One night she arrived home late and woke me up. Her eyes and the tip of her nose glowed in the moonlight through the slits of the blinds. Her look told me I needed to sit up and listen, so I sat up. She had gone to the hospital to assess a patient whom the police had found screaming at a stop sign, "H2! H2!" He told her he’d been eating dinner with his girlfriend’s family when an argument escalated into a fight. He threw a glass against a wall and stormed out of the house, tearing off his shirt as he descended the front steps. Katherine recognized his girlfriend from high school—a disheveled but pretty blond who once swam on the swim team. The patient wore his hair cut short, and was clean shaven; with his shirt off, Katherine could see the topography of veins in his neck and chest and stomach. He was compact and muscular. Velcro cuffs around his wrists held him to the bed. He admitted to having a history of schizophrenia. He said he had stopped taking his medications because they didn’t do him any good; he still heard voices. Katherine said the psychiatrist could prescribe him a different drug, which might work better, and a sleep aid so he could get some rest. He said he didn’t want a different drug. He wanted to leave. He said his parents were assholes and his girlfriend’s parents were assholes and the police were assholes. Katherine asked him if he had used other drugs and his girlfriend admitted they’d used ecstasy. Katherine could see the muscles in his chest and arms begin to contract, slowly, like a python tightening its stranglehold. He made a fist and flexed his wrist, testing the strength of the cuff. "We’ll need to run some tests," Katherine told him. "Draw some blood."
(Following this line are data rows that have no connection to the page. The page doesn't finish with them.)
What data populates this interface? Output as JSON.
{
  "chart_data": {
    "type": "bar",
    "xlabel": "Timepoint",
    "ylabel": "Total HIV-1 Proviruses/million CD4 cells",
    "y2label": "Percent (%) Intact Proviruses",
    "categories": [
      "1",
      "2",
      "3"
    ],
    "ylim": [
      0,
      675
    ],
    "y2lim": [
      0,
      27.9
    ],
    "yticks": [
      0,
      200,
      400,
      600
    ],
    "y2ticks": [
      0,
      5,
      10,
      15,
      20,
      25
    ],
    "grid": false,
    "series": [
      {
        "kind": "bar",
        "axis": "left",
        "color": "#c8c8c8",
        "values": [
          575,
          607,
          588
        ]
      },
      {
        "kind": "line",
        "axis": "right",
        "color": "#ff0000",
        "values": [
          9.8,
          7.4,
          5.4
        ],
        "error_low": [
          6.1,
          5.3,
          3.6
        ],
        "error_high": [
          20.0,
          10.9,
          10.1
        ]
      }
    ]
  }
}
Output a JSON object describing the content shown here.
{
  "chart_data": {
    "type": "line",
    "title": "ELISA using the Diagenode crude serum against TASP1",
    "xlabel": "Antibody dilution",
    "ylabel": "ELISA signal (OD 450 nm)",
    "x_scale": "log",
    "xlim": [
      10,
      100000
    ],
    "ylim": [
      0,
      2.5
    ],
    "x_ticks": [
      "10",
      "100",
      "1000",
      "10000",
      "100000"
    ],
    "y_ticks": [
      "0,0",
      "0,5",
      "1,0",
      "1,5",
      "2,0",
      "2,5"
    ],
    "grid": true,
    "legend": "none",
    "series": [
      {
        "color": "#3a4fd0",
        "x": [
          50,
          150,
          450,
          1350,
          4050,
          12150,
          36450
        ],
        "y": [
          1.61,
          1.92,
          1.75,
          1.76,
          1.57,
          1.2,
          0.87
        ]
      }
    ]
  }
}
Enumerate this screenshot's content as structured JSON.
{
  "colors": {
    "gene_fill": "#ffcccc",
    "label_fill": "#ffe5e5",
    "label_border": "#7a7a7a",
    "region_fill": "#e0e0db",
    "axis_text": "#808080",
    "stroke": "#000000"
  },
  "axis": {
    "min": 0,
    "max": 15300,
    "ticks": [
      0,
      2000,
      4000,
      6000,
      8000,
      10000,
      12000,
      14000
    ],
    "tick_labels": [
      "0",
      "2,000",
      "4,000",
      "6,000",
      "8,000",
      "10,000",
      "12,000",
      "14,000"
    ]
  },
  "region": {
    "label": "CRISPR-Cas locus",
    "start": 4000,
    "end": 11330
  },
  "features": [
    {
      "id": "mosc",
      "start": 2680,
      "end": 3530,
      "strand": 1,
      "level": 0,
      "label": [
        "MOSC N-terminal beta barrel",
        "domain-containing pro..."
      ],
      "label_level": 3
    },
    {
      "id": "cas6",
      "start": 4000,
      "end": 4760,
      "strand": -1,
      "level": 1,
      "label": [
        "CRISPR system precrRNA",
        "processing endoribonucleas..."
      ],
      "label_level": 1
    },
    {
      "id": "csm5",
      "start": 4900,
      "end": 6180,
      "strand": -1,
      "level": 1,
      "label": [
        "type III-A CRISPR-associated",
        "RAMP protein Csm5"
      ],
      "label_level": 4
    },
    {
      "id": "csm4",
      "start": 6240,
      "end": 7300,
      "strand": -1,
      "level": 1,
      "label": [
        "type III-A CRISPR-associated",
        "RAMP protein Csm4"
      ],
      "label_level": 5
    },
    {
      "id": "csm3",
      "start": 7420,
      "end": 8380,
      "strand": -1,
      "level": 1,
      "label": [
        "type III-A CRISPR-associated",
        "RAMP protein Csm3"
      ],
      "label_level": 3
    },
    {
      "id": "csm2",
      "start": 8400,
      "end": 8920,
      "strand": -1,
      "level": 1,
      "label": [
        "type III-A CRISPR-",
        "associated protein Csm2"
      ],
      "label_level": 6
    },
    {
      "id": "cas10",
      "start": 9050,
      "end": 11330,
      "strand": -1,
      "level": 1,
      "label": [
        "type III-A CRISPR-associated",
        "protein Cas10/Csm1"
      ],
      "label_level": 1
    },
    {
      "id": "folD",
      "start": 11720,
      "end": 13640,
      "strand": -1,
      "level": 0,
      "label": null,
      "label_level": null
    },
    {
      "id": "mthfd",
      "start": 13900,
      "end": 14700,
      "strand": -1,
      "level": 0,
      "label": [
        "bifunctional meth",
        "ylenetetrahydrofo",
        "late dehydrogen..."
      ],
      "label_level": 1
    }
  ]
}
"Am I going to stay here?" he wanted to know.

"We have a psychiatric unit at another facility. They’re better equipped. You’ll be a lot more comfortable."

"Can I drive him?" his girlfriend asked.

"Ambulance would be better," Katherine said. If she let them go, there was a good chance they wouldn’t show up at the other hospital.

"I don’t want to go in an ambulance," the patient said.

"It’s better," Katherine said. "Safer." She sat back on the bed and took a deep breath before telling me the next part. She filled and emptied and refilled her lungs before she told me how the tech came in to draw the blood but could not tap the vein with the cuffs around the man’s wrists. How the tech unfastened the restraints. How the moment his wrists were free the patient had sprung from his back to his knees in one fluid, adrenaline-injected motion, both hands reaching for Katherine’s neck. Had he made it he could have crushed her windpipe: the adrenaline that made it possible for him to leap would also have made it possible for him to kill. Fortunately, the tech stuck out his arm and within seconds hospital security was in the room, the patient was on his back again and his wrists were restrained. "He never laid a finger on me," Katherine said. "But he got close enough that I knew what it would have felt like if he had. I felt the air leave his nose. I could smell the barbecue sauce on his breath."